Le Congrès américain s’empare de l’affaire
La commission de surveillance de la Chambre des représentants, présidée par James Comer, a qualifié la situation de « menace pour la sécurité nationale ». Lors d’une interview accordée à Fox News, il avait affirmé : « Il semble bien qu’il y ait de fortes chances que quelque chose de sinistre se trame ici ». Le Congrès a décidé d’en faire l’une de ses priorités, multipliant les auditions et les demandes d’informations aux agences fédérales.
Pour l’heure, les enquêtes n’ont pas permis d’établir de lien formel entre ces différents cas. Le FBI, qui mène les investigations depuis avril 2025, collabore avec le département de l’Énergie, celui de la Défense et les forces de l’ordre locales. L’objectif est double : comprendre les circonstances de chaque disparition et déterminer si une menace systémique pèse sur les programmes américains sensibles.

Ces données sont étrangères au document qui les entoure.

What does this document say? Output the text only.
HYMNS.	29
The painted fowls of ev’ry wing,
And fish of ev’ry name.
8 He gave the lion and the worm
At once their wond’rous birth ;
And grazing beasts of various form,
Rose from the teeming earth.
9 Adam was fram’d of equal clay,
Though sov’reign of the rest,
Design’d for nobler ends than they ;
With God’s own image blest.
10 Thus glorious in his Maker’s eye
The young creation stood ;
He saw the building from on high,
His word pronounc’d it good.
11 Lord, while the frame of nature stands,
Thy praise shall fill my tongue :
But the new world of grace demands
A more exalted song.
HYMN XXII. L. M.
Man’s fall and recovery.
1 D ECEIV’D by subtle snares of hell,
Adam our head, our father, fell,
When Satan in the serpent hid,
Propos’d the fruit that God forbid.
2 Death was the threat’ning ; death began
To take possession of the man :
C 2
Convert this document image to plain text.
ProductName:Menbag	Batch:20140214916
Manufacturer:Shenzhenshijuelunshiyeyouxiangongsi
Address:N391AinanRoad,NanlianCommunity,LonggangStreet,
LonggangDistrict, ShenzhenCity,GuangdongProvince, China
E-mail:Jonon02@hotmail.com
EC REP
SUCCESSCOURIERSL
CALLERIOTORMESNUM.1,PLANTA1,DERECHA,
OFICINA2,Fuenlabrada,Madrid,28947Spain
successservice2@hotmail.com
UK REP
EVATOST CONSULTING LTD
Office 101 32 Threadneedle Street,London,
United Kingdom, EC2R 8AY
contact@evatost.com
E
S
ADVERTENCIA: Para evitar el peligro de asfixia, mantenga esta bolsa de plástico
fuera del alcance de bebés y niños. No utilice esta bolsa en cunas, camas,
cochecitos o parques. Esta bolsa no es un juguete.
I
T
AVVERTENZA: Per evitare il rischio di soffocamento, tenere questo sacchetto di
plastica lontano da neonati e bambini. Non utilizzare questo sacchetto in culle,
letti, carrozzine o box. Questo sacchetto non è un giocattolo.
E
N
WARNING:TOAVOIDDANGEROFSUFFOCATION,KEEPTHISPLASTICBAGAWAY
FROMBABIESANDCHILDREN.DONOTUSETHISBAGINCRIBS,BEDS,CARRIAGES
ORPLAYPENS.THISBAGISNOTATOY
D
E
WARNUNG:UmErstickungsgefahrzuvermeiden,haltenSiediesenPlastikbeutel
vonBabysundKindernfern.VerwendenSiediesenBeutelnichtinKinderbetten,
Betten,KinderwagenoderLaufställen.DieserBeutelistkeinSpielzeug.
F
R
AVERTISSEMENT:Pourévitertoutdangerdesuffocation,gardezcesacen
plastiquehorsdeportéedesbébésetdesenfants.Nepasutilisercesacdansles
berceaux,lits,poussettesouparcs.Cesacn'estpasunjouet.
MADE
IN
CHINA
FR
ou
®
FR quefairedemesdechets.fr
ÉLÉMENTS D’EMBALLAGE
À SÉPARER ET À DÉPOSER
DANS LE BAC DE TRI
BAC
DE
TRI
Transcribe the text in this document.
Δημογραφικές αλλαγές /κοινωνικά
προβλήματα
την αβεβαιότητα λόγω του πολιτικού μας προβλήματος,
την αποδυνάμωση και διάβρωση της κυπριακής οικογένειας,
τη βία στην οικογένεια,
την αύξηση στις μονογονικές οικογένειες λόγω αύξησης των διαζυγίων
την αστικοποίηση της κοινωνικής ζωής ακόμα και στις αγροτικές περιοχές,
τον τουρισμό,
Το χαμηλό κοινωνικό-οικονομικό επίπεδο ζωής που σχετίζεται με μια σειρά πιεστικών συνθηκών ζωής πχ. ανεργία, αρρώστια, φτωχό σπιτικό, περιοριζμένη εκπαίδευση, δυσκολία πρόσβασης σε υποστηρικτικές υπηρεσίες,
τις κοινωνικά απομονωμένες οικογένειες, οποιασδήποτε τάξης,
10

Les réactions des proches et des autorités
Les proches de Melissa Casias ont réagi avec émotion à l’annonce de la découverte de ses restes. Dans un communiqué, ils ont écrit : « Nous confirmons que les restes retrouvés à Rio Chiquito sont bien ceux de Melissa. Elle a été retrouvée dans une zone déjà fouillée. C’est une terrible nouvelle, nous sommes profondément affectés et nous comptons bien poursuivre nos efforts pour que justice soit faite ».
Côté autorités, le ton reste mesuré, malgré l’urgence apparente de la situation. Le FBI a indiqué dans un communiqué du 20 avril 2025 qu’il « mène les efforts visant à établir des liens entre les scientifiques disparus et décédés. Nous collaborons avec le département de l’Énergie, le département de la Guerre et nos partenaires des forces de l’ordre étatiques et locales pour trouver des réponses ».
Un mystère qui s’épaissit : hasard ou menace organisée ?
Depuis 2023, au moins dix scientifiques ou employés de laboratoires américains, souvent liés à des programmes classifiés, ont disparu ou sont morts dans des circonstances troubles. Certains cas ont été médiatisés après des spéculations sur les réseaux sociaux, avant de retenir l’attention des plus hautes instances du pays. L’hypothèse d’une menace organisée, bien que non confirmée, reste prise au sérieux par les responsables politiques.
Parmi les disparus, plusieurs travaillaient sur des projets liés à la défense ou à l’énergie nucléaire. Leurs profils et leurs lieux de travail – principalement concentrés dans le sud-ouest des États-Unis – ont nourri les théories les plus diverses. Pour autant, aucune preuve tangible ne permet, à ce stade, d’affirmer l’existence d’un lien entre ces événements.
Si l’affaire devait prendre une nouvelle dimension, notamment avec l’identification de liens entre les cas, elle pourrait entraîner une révision des protocoles de sécurité des sites sensibles. En attendant, la communauté scientifique et les familles des victimes restent en attente de réponses.
Le laboratoire de Los Alamos, situé au Nouveau-Mexique, est l’un des principaux centres de recherche nucléaire et de développement d’armes aux États-Unis. Plusieurs des scientifiques disparus ou retrouvés morts y travaillaient, ce qui explique l’attention particulière portée à cette affaire par les autorités fédérales. Aucune information officielle n’a cependant révélé de lien direct entre ces décès ou disparitions et les activités du laboratoire.
Depuis l’ouverture de l’enquête par le FBI en avril 2025, plusieurs agences fédérales – dont le département de l’Énergie et celui de la Défense – collaborent pour évaluer les risques. Des auditions au Congrès sont également en cours pour examiner les protocoles de sécurité existants et proposer des mesures supplémentaires, sans que des détails concrets n’aient encore été rendus publics.